3.0.15 June 12, 2018

Fixed another bug (unreference variable) in graphics.py that crept in in version 3.0.10 June 11, 2018.

3.0.14 June 12, 2018

Fixed a bug in diamond/alignments.py that crept in in version 3.0.10 June 11, 2018.

3.0.13 June 11, 2018

Fixed a bug in noninteractive-alignment-panel.py that crept in after version 3.0.10 June 11, 2018.

3.0.12 June 11, 2018

  • pip install mysql-connector-python now works, so added mysql-connector-python>=8.0.11 to requirements.txt, removed install-dependencies.sh, and updated install line in .travis.yml.

3.0.11 June 11, 2018

  • Added bin/sam-to-fasta-alignment.py script.

3.0.10 June 11, 2018

Dropped requirement that noninteractive-alignment-panel.py must be passed information about the subject database. This is now only needed if --showOrfs is given. The issue is that making the subject database can take a long time and display of the subject ORFs is usuallly not needed.

3.0.9

Internal only.

3.0.8 June 1, 2018

  • Added --color option to fasta-identity-table.py.

3.0.1 May 7, 2018

  • Changed Makefile upload target rule.

3.0.0 May 5, 2018

  • Moved all GOR4 amino acid structure prediction code into its own repo, at https://github.com/acorg/gor4.
  • As a result, the gor4 method on the dark.reads.AAread class has been removed.

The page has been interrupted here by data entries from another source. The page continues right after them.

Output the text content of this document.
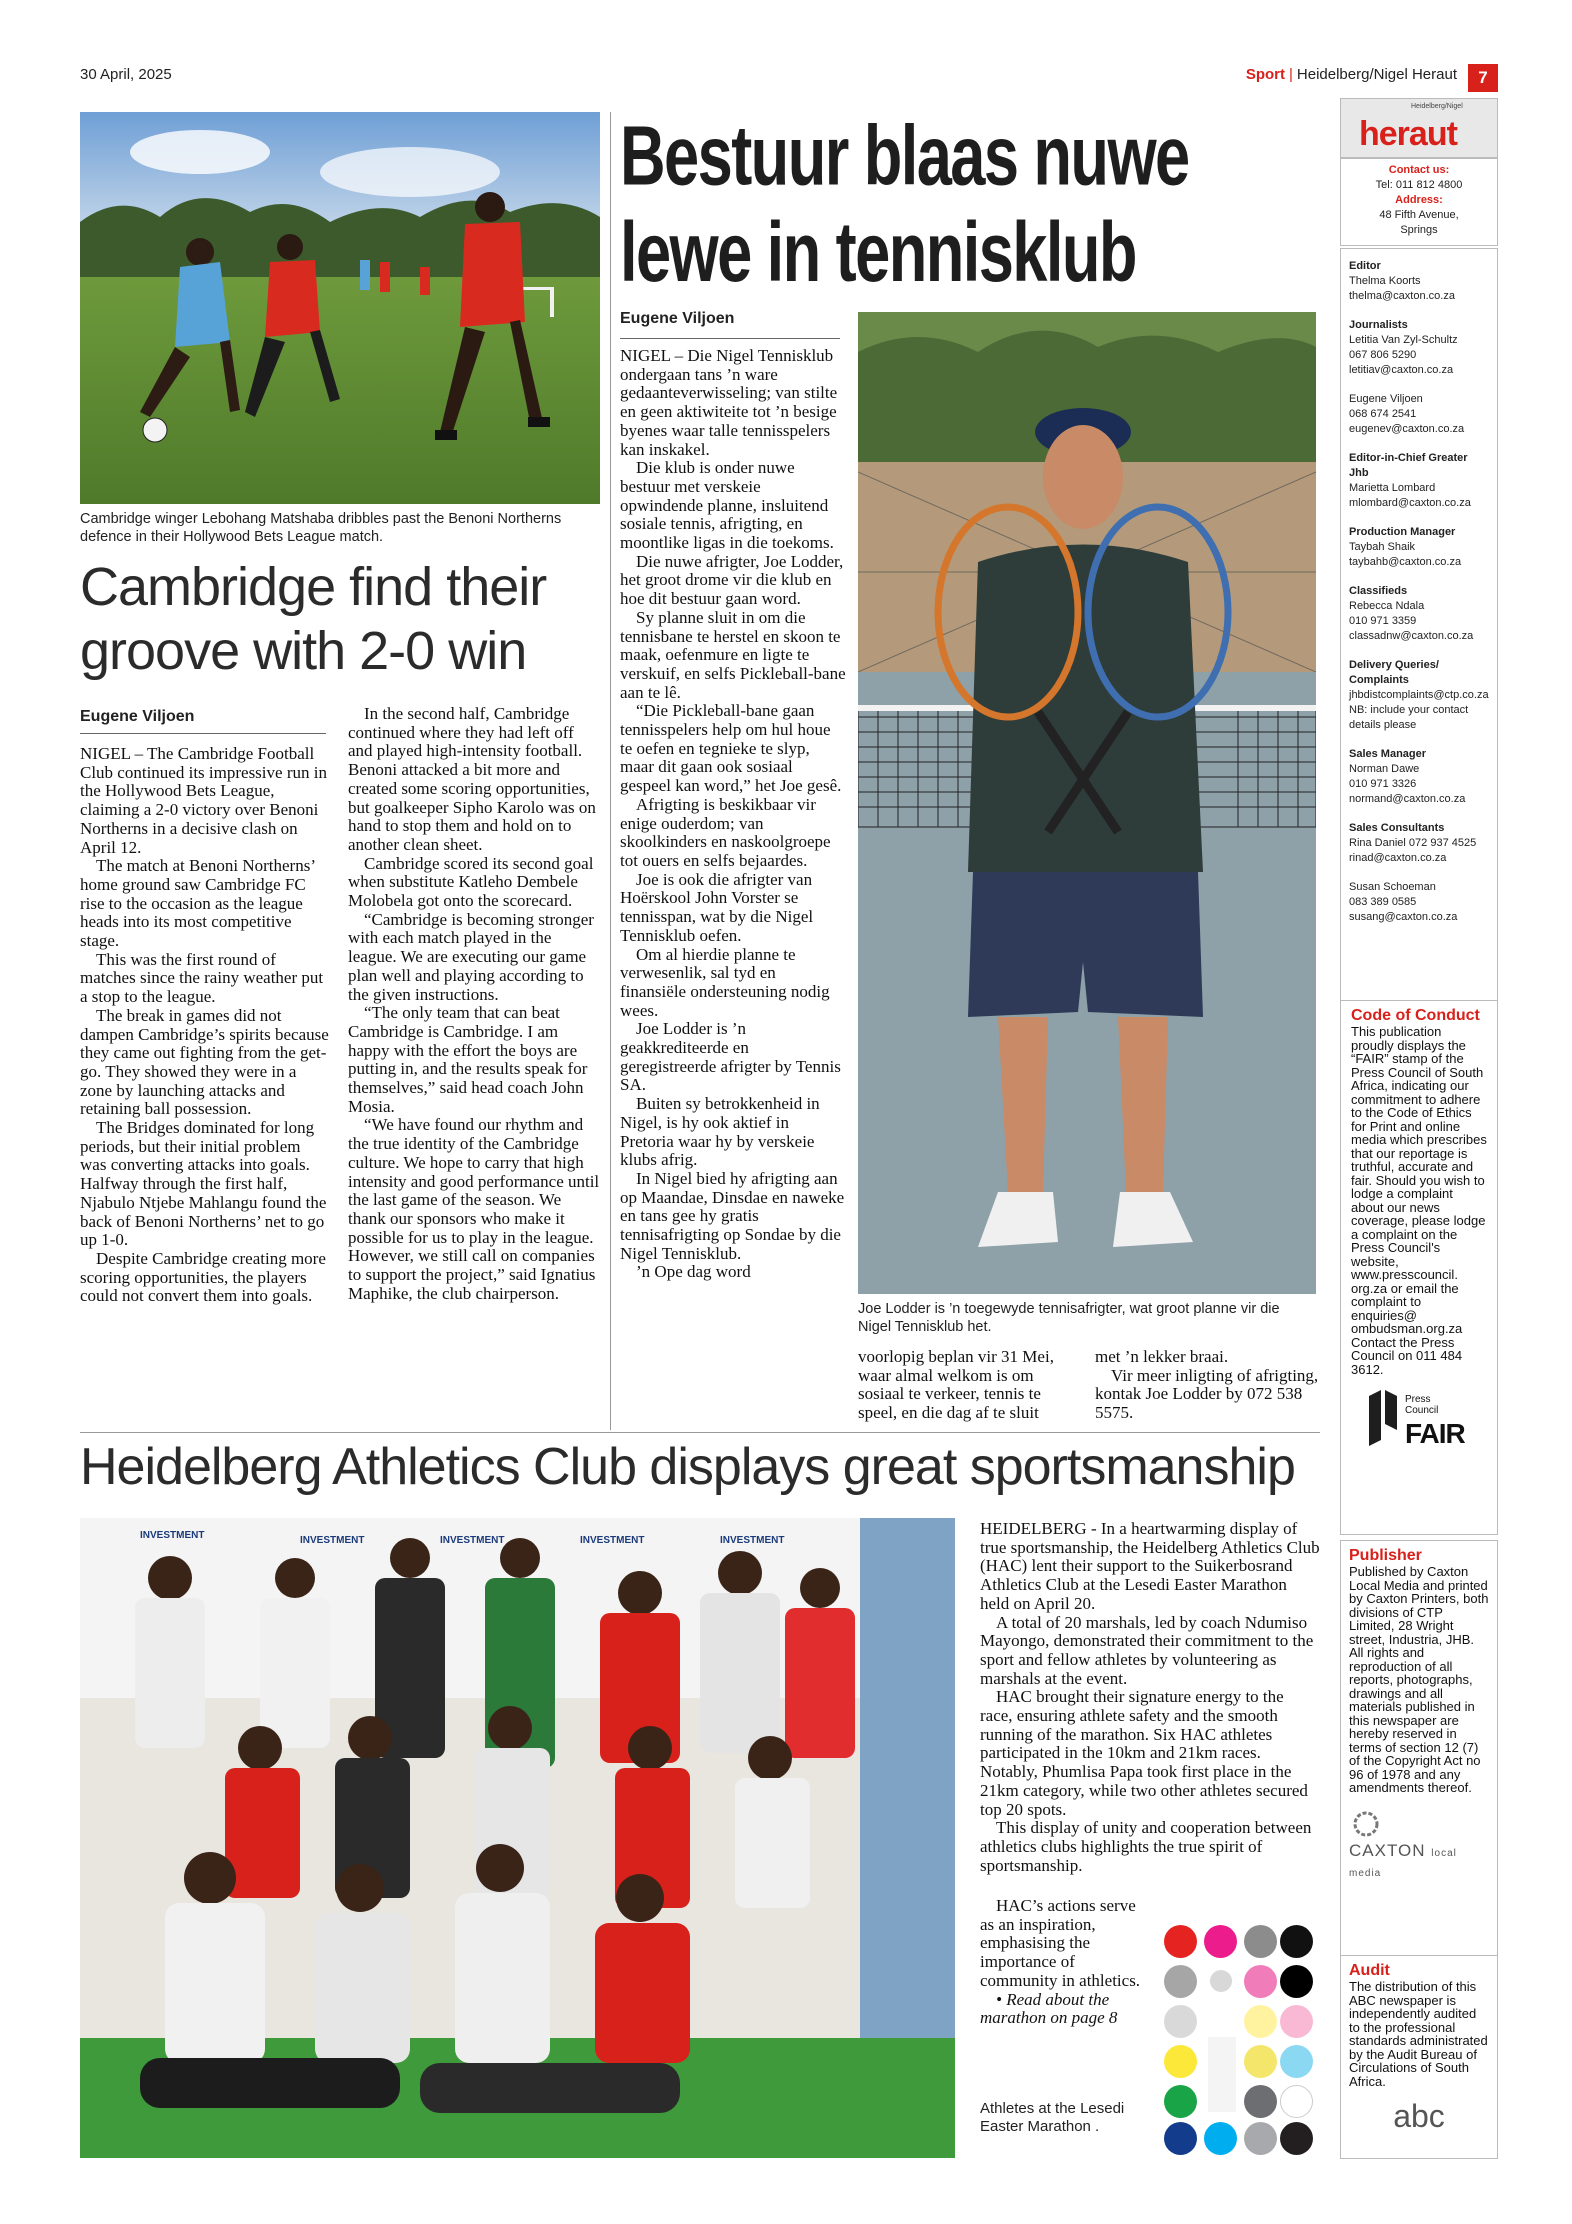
30 April, 2025	Sport | Heidelberg/Nigel Heraut	7
Cambridge winger Lebohang Matshaba dribbles past the Benoni Northerns defence in their Hollywood Bets League match.
Cambridge find their
groove with 2-0 win
Eugene Viljoen

NIGEL – The Cambridge Football Club continued its impressive run in the Hollywood Bets League, claiming a 2-0 victory over Benoni Northerns in a decisive clash on April 12.

The match at Benoni Northerns’ home ground saw Cambridge FC rise to the occasion as the league heads into its most competitive stage.

This was the first round of matches since the rainy weather put a stop to the league.

The break in games did not dampen Cambridge’s spirits because they came out fighting from the get-go. They showed they were in a zone by launching attacks and retaining ball possession.

The Bridges dominated for long periods, but their initial problem was converting attacks into goals. Halfway through the first half, Njabulo Ntjebe Mahlangu found the back of Benoni Northerns’ net to go up 1-0.

Despite Cambridge creating more scoring opportunities, the players could not convert them into goals.

In the second half, Cambridge continued where they had left off and played high-intensity football. Benoni attacked a bit more and created some scoring opportunities, but goalkeeper Sipho Karolo was on hand to stop them and hold on to another clean sheet.

Cambridge scored its second goal when substitute Katleho Dembele Molobela got onto the scorecard.

“Cambridge is becoming stronger with each match played in the league. We are executing our game plan well and playing according to the given instructions.

“The only team that can beat Cambridge is Cambridge. I am happy with the effort the boys are putting in, and the results speak for themselves,” said head coach John Mosia.

“We have found our rhythm and the true identity of the Cambridge culture. We hope to carry that high intensity and good performance until the last game of the season. We thank our sponsors who make it possible for us to play in the league. However, we still call on companies to support the project,” said Ignatius Maphike, the club chairperson.

Bestuur blaas nuwe
lewe in tennisklub
Eugene Viljoen

NIGEL – Die Nigel Tennisklub ondergaan tans ’n ware gedaanteverwisseling; van stilte en geen aktiwiteite tot ’n besige byenes waar talle tennisspelers kan inskakel.

Die klub is onder nuwe bestuur met verskeie opwindende planne, insluitend sosiale tennis, afrigting, en moontlike ligas in die toekoms.

Die nuwe afrigter, Joe Lodder, het groot drome vir die klub en hoe dit bestuur gaan word.

Sy planne sluit in om die tennisbane te herstel en skoon te maak, oefenmure en ligte te verskuif, en selfs Pickleball-bane aan te lê.

“Die Pickleball-bane gaan tennisspelers help om hul houe te oefen en tegnieke te slyp, maar dit gaan ook sosiaal gespeel kan word,” het Joe gesê.

Afrigting is beskikbaar vir enige ouderdom; van skoolkinders en naskoolgroepe tot ouers en selfs bejaardes.

Joe is ook die afrigter van Hoërskool John Vorster se tennisspan, wat by die Nigel Tennisklub oefen.

Om al hierdie planne te verwesenlik, sal tyd en finansiële ondersteuning nodig wees.

Joe Lodder is ’n geakkrediteerde en geregistreerde afrigter by Tennis SA.

Buiten sy betrokkenheid in Nigel, is hy ook aktief in Pretoria waar hy by verskeie klubs afrig.

In Nigel bied hy afrigting aan op Maandae, Dinsdae en naweke en tans gee hy gratis tennisafrigting op Sondae by die Nigel Tennisklub.

’n Ope dag word

Joe Lodder is ’n toegewyde tennisafrigter, wat groot planne vir die Nigel Tennisklub het.

voorlopig beplan vir 31 Mei, waar almal welkom is om sosiaal te verkeer, tennis te speel, en die dag af te sluit

met ’n lekker braai.

Vir meer inligting of afrigting, kontak Joe Lodder by 072 538 5575.

Heidelberg Athletics Club displays great sportsmanship
INVESTMENT	INVESTMENT	INVESTMENT	INVESTMENT	INVESTMENT

HEIDELBERG - In a heartwarming display of true sportsmanship, the Heidelberg Athletics Club (HAC) lent their support to the Suikerbosrand Athletics Club at the Lesedi Easter Marathon held on April 20.

A total of 20 marshals, led by coach Ndumiso Mayongo, demonstrated their commitment to the sport and fellow athletes by volunteering as marshals at the event.

HAC brought their signature energy to the race, ensuring athlete safety and the smooth running of the marathon. Six HAC athletes participated in the 10km and 21km races. Notably, Phumlisa Papa took first place in the 21km category, while two other athletes secured top 20 spots.

This display of unity and cooperation between athletics clubs highlights the true spirit of sportsmanship.

HAC’s actions serve as an inspiration, emphasising the importance of community in athletics.

• Read about the marathon on page 8

Athletes at the Lesedi Easter Marathon .
Heidelberg/Nigel
heraut
Contact us:
Tel: 011 812 4800
Address:
48 Fifth Avenue,
Springs
Editor
Thelma Koorts
thelma@caxton.co.za
Journalists
Letitia Van Zyl-Schultz
067 806 5290
letitiav@caxton.co.za
Eugene Viljoen
068 674 2541
eugenev@caxton.co.za
Editor-in-Chief Greater Jhb
Marietta Lombard
mlombard@caxton.co.za
Production Manager
Taybah Shaik
taybahb@caxton.co.za
Classifieds
Rebecca Ndala
010 971 3359
classadnw@caxton.co.za
Delivery Queries/ Complaints
jhbdistcomplaints@ctp.co.za
NB: include your contact details please
Sales Manager
Norman Dawe
010 971 3326
normand@caxton.co.za
Sales Consultants
Rina Daniel 072 937 4525
rinad@caxton.co.za
Susan Schoeman
083 389 0585
susang@caxton.co.za
Code of Conduct
This publication proudly displays the “FAIR” stamp of the Press Council of South Africa, indicating our commitment to adhere to the Code of Ethics for Print and online media which prescribes that our reportage is truthful, accurate and fair. Should you wish to lodge a complaint about our news coverage, please lodge a complaint on the Press Council's website, www.presscouncil. org.za or email the complaint to enquiries@ ombudsman.org.za Contact the Press Council on 011 484 3612.
Press Council
FAIR
Publisher
Published by Caxton Local Media and printed by Caxton Printers, both divisions of CTP Limited, 28 Wright street, Industria, JHB. All rights and reproduction of all reports, photographs, drawings and all materials published in this newspaper are hereby reserved in terms of section 12 (7) of the Copyright Act no 96 of 1978 and any amendments thereof.
CAXTON local media
Audit
The distribution of this ABC newspaper is independently audited to the professional standards administrated by the Audit Bureau of Circulations of South Africa.
abc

This could be re-added by including gor4 as a requirement but for now if you want that functionality you'll need to install gor4 yourself and write a trivial function to call the gor4 method on the read (or make a subclass of AARead that adds that method). I've done it this way because we have someone using the code who does not have a working C compiler and this was causing a problem building dark matter. Not a good reason, I know, but the GOR4 code makes for a good standalone code base in any case.

2.0.4 April 29, 2018

  • Added --sampleIndexFilename and --pathogenIndexFilename to proteins-to-pathogens.py. These cause the writing of files containing lines with an integer index, a space, then a sample or pathogen name. These can be later used to identify the de-duplicated reads files for a given sample or pathogen name.

2.0.3 April 28, 2018

  • Added number of identical and positive amino acid matches to BLAST and DIAMOND hsps.

2.0.2 April 23, 2018

  • The protein grouper now de-duplicates read by id, not sequence.

2.0.1 April 23, 2018

  • Fixed HTML tiny formatting error in toHTML method of ProteinGrouper in dark/proteins.py.

2.0.0 April 17, 2018

  • The --indices option to filter-fasta.py was changed to accept a string range (like 10-20,25-30,51,60) instead of a list of single integers. It is renamed to --keepSequences and is also now 1-based not 0-based, like its friends --keepSites.
  • --removeSequences was added as an option to filter-fasta.py.
  • The options --keepIndices, --keepIndicesFile, --removeIndices, and removeIndicesFile to filter-fasta.py are now named --keepSites, --keepSitesFile, --removeSites, and removeSitesFile though the old names are still supported for now.
  • The indicesMatching methods of Reads is renamed to sitesMatching.
  • removeSequences was added to read filtering in ReadFilter and as a --removeSequences option to filter-fasta.py.